An Exercise of Excuses

I do most of my workouts alone at home. Usually I like that. But once in a while it is a treat to workout at a facility. Yesterday I went to a gym with my wife, my sister-in-law and my niece. For an hour we sweated, grunted and tried to feel a little more buff. Not Buffy, just buff. There is a big difference between Buffy and Buff. The first slays Vampires, the second is well, just buff.

Buffy the Vampire Slayer

When we finished our workout, we measured ourselves with a body-composition analyzer. You program it with your age, gender, fitness level and it tells you a bunch of information. I should have put in my IQ because it took three tries before I figured out how to use it. I guess I was a little excited about all of the numbers on the scale when all of a sudden I heard a loud crash behind us.

A woman had been working out nearby on a Swiss Ball fell off, hitting her head against the wall. I was a little in shock and I did not offer first aid. She was okay. I guess she did not need first aid, but she probably needed some second aid, or some Cool Aid? (Don’t hate me, read on). The Manager asked the woman if she was okay and she shouted at me and my group, “I fell over because they are making too much noise!” she said. I could not help but notice her headphones. How could she hear us talking if she was listening to music? Seems it was easier to blame us for making noise rather than saying “Geeze I fell over because I lost my balance.”

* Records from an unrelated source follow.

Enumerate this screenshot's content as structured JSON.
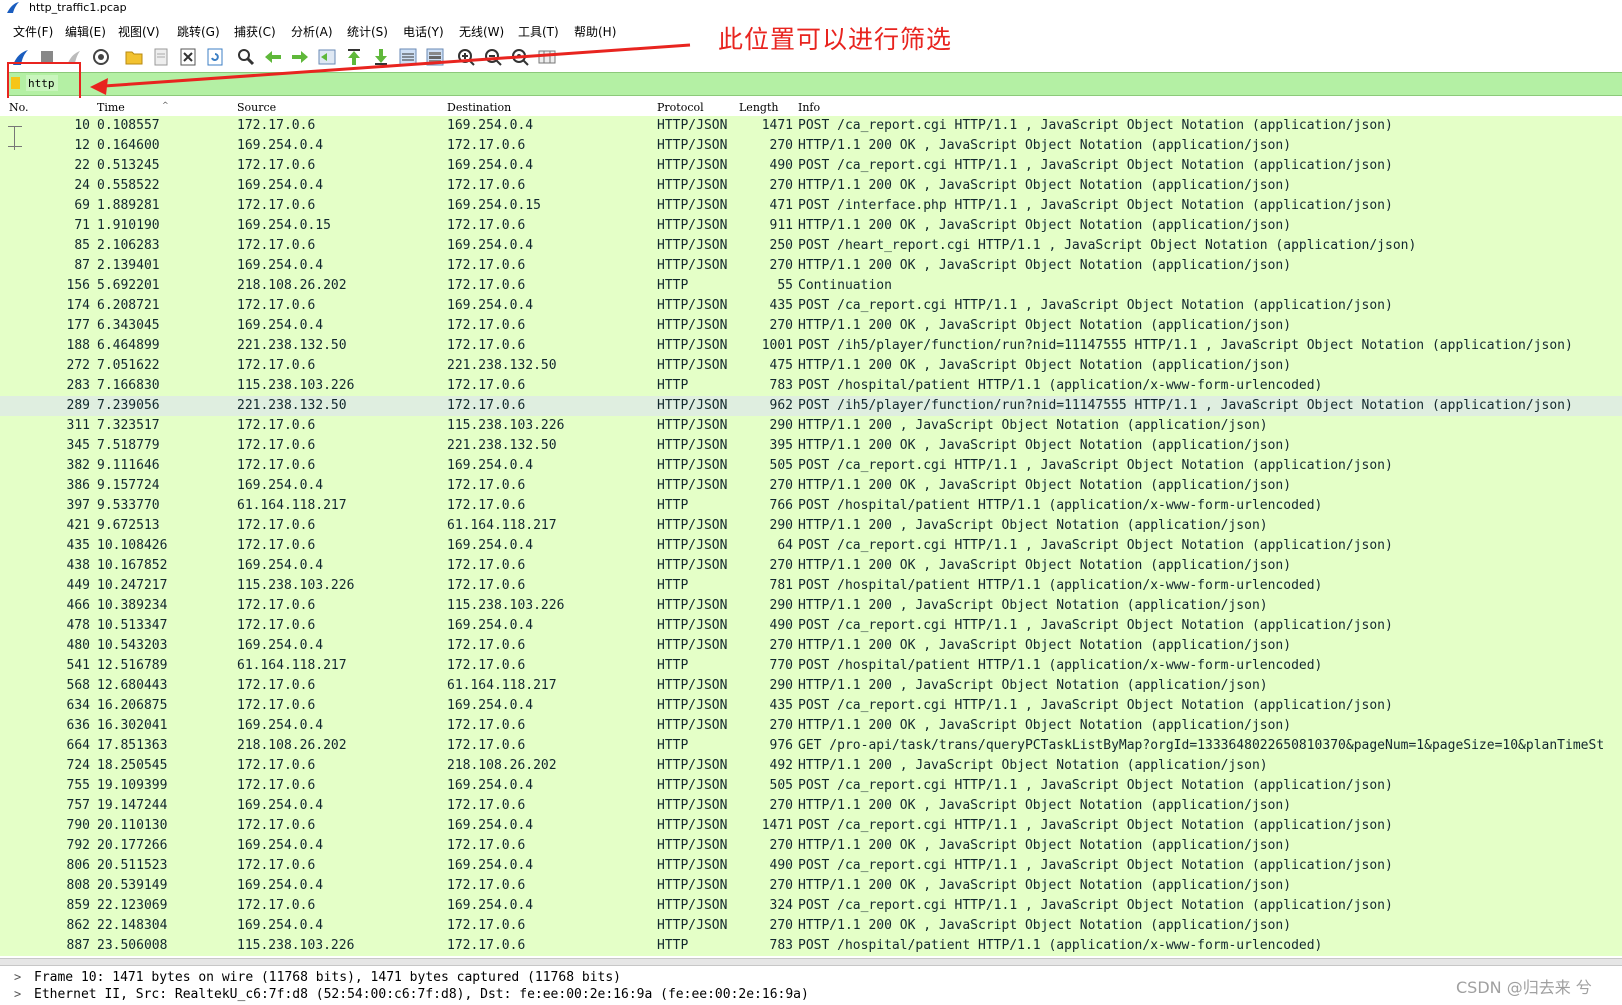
{
  "window": {
    "title": "http_traffic1.pcap"
  },
  "menu": [
    "文件(F)",
    "编辑(E)",
    "视图(V)",
    "跳转(G)",
    "捕获(C)",
    "分析(A)",
    "统计(S)",
    "电话(Y)",
    "无线(W)",
    "工具(T)",
    "帮助(H)"
  ],
  "annotation": {
    "text": "此位置可以进行筛选"
  },
  "filter": {
    "value": "http"
  },
  "columns": {
    "no": "No.",
    "time": "Time",
    "source": "Source",
    "destination": "Destination",
    "protocol": "Protocol",
    "length": "Length",
    "info": "Info"
  },
  "packets": [
    {
      "no": "10",
      "time": "0.108557",
      "src": "172.17.0.6",
      "dst": "169.254.0.4",
      "proto": "HTTP/JSON",
      "len": "1471",
      "info": "POST /ca_report.cgi HTTP/1.1 , JavaScript Object Notation (application/json)"
    },
    {
      "no": "12",
      "time": "0.164600",
      "src": "169.254.0.4",
      "dst": "172.17.0.6",
      "proto": "HTTP/JSON",
      "len": "270",
      "info": "HTTP/1.1 200 OK , JavaScript Object Notation (application/json)"
    },
    {
      "no": "22",
      "time": "0.513245",
      "src": "172.17.0.6",
      "dst": "169.254.0.4",
      "proto": "HTTP/JSON",
      "len": "490",
      "info": "POST /ca_report.cgi HTTP/1.1 , JavaScript Object Notation (application/json)"
    },
    {
      "no": "24",
      "time": "0.558522",
      "src": "169.254.0.4",
      "dst": "172.17.0.6",
      "proto": "HTTP/JSON",
      "len": "270",
      "info": "HTTP/1.1 200 OK , JavaScript Object Notation (application/json)"
    },
    {
      "no": "69",
      "time": "1.889281",
      "src": "172.17.0.6",
      "dst": "169.254.0.15",
      "proto": "HTTP/JSON",
      "len": "471",
      "info": "POST /interface.php HTTP/1.1 , JavaScript Object Notation (application/json)"
    },
    {
      "no": "71",
      "time": "1.910190",
      "src": "169.254.0.15",
      "dst": "172.17.0.6",
      "proto": "HTTP/JSON",
      "len": "911",
      "info": "HTTP/1.1 200 OK , JavaScript Object Notation (application/json)"
    },
    {
      "no": "85",
      "time": "2.106283",
      "src": "172.17.0.6",
      "dst": "169.254.0.4",
      "proto": "HTTP/JSON",
      "len": "250",
      "info": "POST /heart_report.cgi HTTP/1.1 , JavaScript Object Notation (application/json)"
    },
    {
      "no": "87",
      "time": "2.139401",
      "src": "169.254.0.4",
      "dst": "172.17.0.6",
      "proto": "HTTP/JSON",
      "len": "270",
      "info": "HTTP/1.1 200 OK , JavaScript Object Notation (application/json)"
    },
    {
      "no": "156",
      "time": "5.692201",
      "src": "218.108.26.202",
      "dst": "172.17.0.6",
      "proto": "HTTP",
      "len": "55",
      "info": "Continuation"
    },
    {
      "no": "174",
      "time": "6.208721",
      "src": "172.17.0.6",
      "dst": "169.254.0.4",
      "proto": "HTTP/JSON",
      "len": "435",
      "info": "POST /ca_report.cgi HTTP/1.1 , JavaScript Object Notation (application/json)"
    },
    {
      "no": "177",
      "time": "6.343045",
      "src": "169.254.0.4",
      "dst": "172.17.0.6",
      "proto": "HTTP/JSON",
      "len": "270",
      "info": "HTTP/1.1 200 OK , JavaScript Object Notation (application/json)"
    },
    {
      "no": "188",
      "time": "6.464899",
      "src": "221.238.132.50",
      "dst": "172.17.0.6",
      "proto": "HTTP/JSON",
      "len": "1001",
      "info": "POST /ih5/player/function/run?nid=11147555 HTTP/1.1 , JavaScript Object Notation (application/json)"
    },
    {
      "no": "272",
      "time": "7.051622",
      "src": "172.17.0.6",
      "dst": "221.238.132.50",
      "proto": "HTTP/JSON",
      "len": "475",
      "info": "HTTP/1.1 200 OK , JavaScript Object Notation (application/json)"
    },
    {
      "no": "283",
      "time": "7.166830",
      "src": "115.238.103.226",
      "dst": "172.17.0.6",
      "proto": "HTTP",
      "len": "783",
      "info": "POST /hospital/patient HTTP/1.1  (application/x-www-form-urlencoded)"
    },
    {
      "no": "289",
      "time": "7.239056",
      "src": "221.238.132.50",
      "dst": "172.17.0.6",
      "proto": "HTTP/JSON",
      "len": "962",
      "info": "POST /ih5/player/function/run?nid=11147555 HTTP/1.1 , JavaScript Object Notation (application/json)"
    },
    {
      "no": "311",
      "time": "7.323517",
      "src": "172.17.0.6",
      "dst": "115.238.103.226",
      "proto": "HTTP/JSON",
      "len": "290",
      "info": "HTTP/1.1 200  , JavaScript Object Notation (application/json)"
    },
    {
      "no": "345",
      "time": "7.518779",
      "src": "172.17.0.6",
      "dst": "221.238.132.50",
      "proto": "HTTP/JSON",
      "len": "395",
      "info": "HTTP/1.1 200 OK , JavaScript Object Notation (application/json)"
    },
    {
      "no": "382",
      "time": "9.111646",
      "src": "172.17.0.6",
      "dst": "169.254.0.4",
      "proto": "HTTP/JSON",
      "len": "505",
      "info": "POST /ca_report.cgi HTTP/1.1 , JavaScript Object Notation (application/json)"
    },
    {
      "no": "386",
      "time": "9.157724",
      "src": "169.254.0.4",
      "dst": "172.17.0.6",
      "proto": "HTTP/JSON",
      "len": "270",
      "info": "HTTP/1.1 200 OK , JavaScript Object Notation (application/json)"
    },
    {
      "no": "397",
      "time": "9.533770",
      "src": "61.164.118.217",
      "dst": "172.17.0.6",
      "proto": "HTTP",
      "len": "766",
      "info": "POST /hospital/patient HTTP/1.1  (application/x-www-form-urlencoded)"
    },
    {
      "no": "421",
      "time": "9.672513",
      "src": "172.17.0.6",
      "dst": "61.164.118.217",
      "proto": "HTTP/JSON",
      "len": "290",
      "info": "HTTP/1.1 200  , JavaScript Object Notation (application/json)"
    },
    {
      "no": "435",
      "time": "10.108426",
      "src": "172.17.0.6",
      "dst": "169.254.0.4",
      "proto": "HTTP/JSON",
      "len": "64",
      "info": "POST /ca_report.cgi HTTP/1.1 , JavaScript Object Notation (application/json)"
    },
    {
      "no": "438",
      "time": "10.167852",
      "src": "169.254.0.4",
      "dst": "172.17.0.6",
      "proto": "HTTP/JSON",
      "len": "270",
      "info": "HTTP/1.1 200 OK , JavaScript Object Notation (application/json)"
    },
    {
      "no": "449",
      "time": "10.247217",
      "src": "115.238.103.226",
      "dst": "172.17.0.6",
      "proto": "HTTP",
      "len": "781",
      "info": "POST /hospital/patient HTTP/1.1  (application/x-www-form-urlencoded)"
    },
    {
      "no": "466",
      "time": "10.389234",
      "src": "172.17.0.6",
      "dst": "115.238.103.226",
      "proto": "HTTP/JSON",
      "len": "290",
      "info": "HTTP/1.1 200  , JavaScript Object Notation (application/json)"
    },
    {
      "no": "478",
      "time": "10.513347",
      "src": "172.17.0.6",
      "dst": "169.254.0.4",
      "proto": "HTTP/JSON",
      "len": "490",
      "info": "POST /ca_report.cgi HTTP/1.1 , JavaScript Object Notation (application/json)"
    },
    {
      "no": "480",
      "time": "10.543203",
      "src": "169.254.0.4",
      "dst": "172.17.0.6",
      "proto": "HTTP/JSON",
      "len": "270",
      "info": "HTTP/1.1 200 OK , JavaScript Object Notation (application/json)"
    },
    {
      "no": "541",
      "time": "12.516789",
      "src": "61.164.118.217",
      "dst": "172.17.0.6",
      "proto": "HTTP",
      "len": "770",
      "info": "POST /hospital/patient HTTP/1.1  (application/x-www-form-urlencoded)"
    },
    {
      "no": "568",
      "time": "12.680443",
      "src": "172.17.0.6",
      "dst": "61.164.118.217",
      "proto": "HTTP/JSON",
      "len": "290",
      "info": "HTTP/1.1 200  , JavaScript Object Notation (application/json)"
    },
    {
      "no": "634",
      "time": "16.206875",
      "src": "172.17.0.6",
      "dst": "169.254.0.4",
      "proto": "HTTP/JSON",
      "len": "435",
      "info": "POST /ca_report.cgi HTTP/1.1 , JavaScript Object Notation (application/json)"
    },
    {
      "no": "636",
      "time": "16.302041",
      "src": "169.254.0.4",
      "dst": "172.17.0.6",
      "proto": "HTTP/JSON",
      "len": "270",
      "info": "HTTP/1.1 200 OK , JavaScript Object Notation (application/json)"
    },
    {
      "no": "664",
      "time": "17.851363",
      "src": "218.108.26.202",
      "dst": "172.17.0.6",
      "proto": "HTTP",
      "len": "976",
      "info": "GET /pro-api/task/trans/queryPCTaskListByMap?orgId=1333648022650810370&pageNum=1&pageSize=10&planTimeSt"
    },
    {
      "no": "724",
      "time": "18.250545",
      "src": "172.17.0.6",
      "dst": "218.108.26.202",
      "proto": "HTTP/JSON",
      "len": "492",
      "info": "HTTP/1.1 200  , JavaScript Object Notation (application/json)"
    },
    {
      "no": "755",
      "time": "19.109399",
      "src": "172.17.0.6",
      "dst": "169.254.0.4",
      "proto": "HTTP/JSON",
      "len": "505",
      "info": "POST /ca_report.cgi HTTP/1.1 , JavaScript Object Notation (application/json)"
    },
    {
      "no": "757",
      "time": "19.147244",
      "src": "169.254.0.4",
      "dst": "172.17.0.6",
      "proto": "HTTP/JSON",
      "len": "270",
      "info": "HTTP/1.1 200 OK , JavaScript Object Notation (application/json)"
    },
    {
      "no": "790",
      "time": "20.110130",
      "src": "172.17.0.6",
      "dst": "169.254.0.4",
      "proto": "HTTP/JSON",
      "len": "1471",
      "info": "POST /ca_report.cgi HTTP/1.1 , JavaScript Object Notation (application/json)"
    },
    {
      "no": "792",
      "time": "20.177266",
      "src": "169.254.0.4",
      "dst": "172.17.0.6",
      "proto": "HTTP/JSON",
      "len": "270",
      "info": "HTTP/1.1 200 OK , JavaScript Object Notation (application/json)"
    },
    {
      "no": "806",
      "time": "20.511523",
      "src": "172.17.0.6",
      "dst": "169.254.0.4",
      "proto": "HTTP/JSON",
      "len": "490",
      "info": "POST /ca_report.cgi HTTP/1.1 , JavaScript Object Notation (application/json)"
    },
    {
      "no": "808",
      "time": "20.539149",
      "src": "169.254.0.4",
      "dst": "172.17.0.6",
      "proto": "HTTP/JSON",
      "len": "270",
      "info": "HTTP/1.1 200 OK , JavaScript Object Notation (application/json)"
    },
    {
      "no": "859",
      "time": "22.123069",
      "src": "172.17.0.6",
      "dst": "169.254.0.4",
      "proto": "HTTP/JSON",
      "len": "324",
      "info": "POST /ca_report.cgi HTTP/1.1 , JavaScript Object Notation (application/json)"
    },
    {
      "no": "862",
      "time": "22.148304",
      "src": "169.254.0.4",
      "dst": "172.17.0.6",
      "proto": "HTTP/JSON",
      "len": "270",
      "info": "HTTP/1.1 200 OK , JavaScript Object Notation (application/json)"
    },
    {
      "no": "887",
      "time": "23.506008",
      "src": "115.238.103.226",
      "dst": "172.17.0.6",
      "proto": "HTTP",
      "len": "783",
      "info": "POST /hospital/patient HTTP/1.1  (application/x-www-form-urlencoded)"
    }
  ],
  "selected_packet_no": "289",
  "details": [
    "Frame 10: 1471 bytes on wire (11768 bits), 1471 bytes captured (11768 bits)",
    "Ethernet II, Src: RealtekU_c6:7f:d8 (52:54:00:c6:7f:d8), Dst: fe:ee:00:2e:16:9a (fe:ee:00:2e:16:9a)"
  ],
  "watermark": "CSDN @归去来 兮",
  "colors": {
    "row_bg": "#e4ffc7",
    "filter_bg": "#b4f0a4",
    "annotation": "#e8241f"
  }
}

What is up? She lost her balance, fell over and then blamed me? What about global warming or international injustices? Probably my fault too. Apparently my voice is my super power. Don’t come near me. I may knock you over with my ultra voice.


This made me think. Some people find it easier to blame others than just say, “I screwed up.” Thing is, I respected her for working on herself, but she lost my respect when she blamed me! When we blame others for our mistakes, we actually erode our willpower to stick with our habits. We make excuses rather than try to work through whatever frustrations we may have. It reminded me that honesty and admitting when we fall can actually increase our strength.

I’ll be back there tomorrow. Look for me. I am the one with the smile and the muzzle.

Mouth muzzle

Keep it real.

3 thoughts on “An Exercise of Excuses

  1. How come you’re so smart? The world would be a better and safer place (perhaps) if more people would take responsibilites for their mistakes! Good article – good humor!


  2. I’m an intermittent exerciser – I’ve most often run or worked out at gyms or in exercise classes, but I’m currently trying the DVD trainer method at home. I cannot imagine ever blaming a screwup on someone around me; it saddens me that she felt she needed to do that to cover up her own error. Good for you for not letting that experience dissuade you from returning to the gym!


    1. Gen,
      Thanks for this! I have worked at my exercise habit long enough that I will do it no matter what happens around me or what I happen to get blamed for. It was a funny experience. I admire anyone who is working out, no matter how much they have to lose or how big their goals are. It really is a daily effort. I find that these kind of experiences can be great teachers.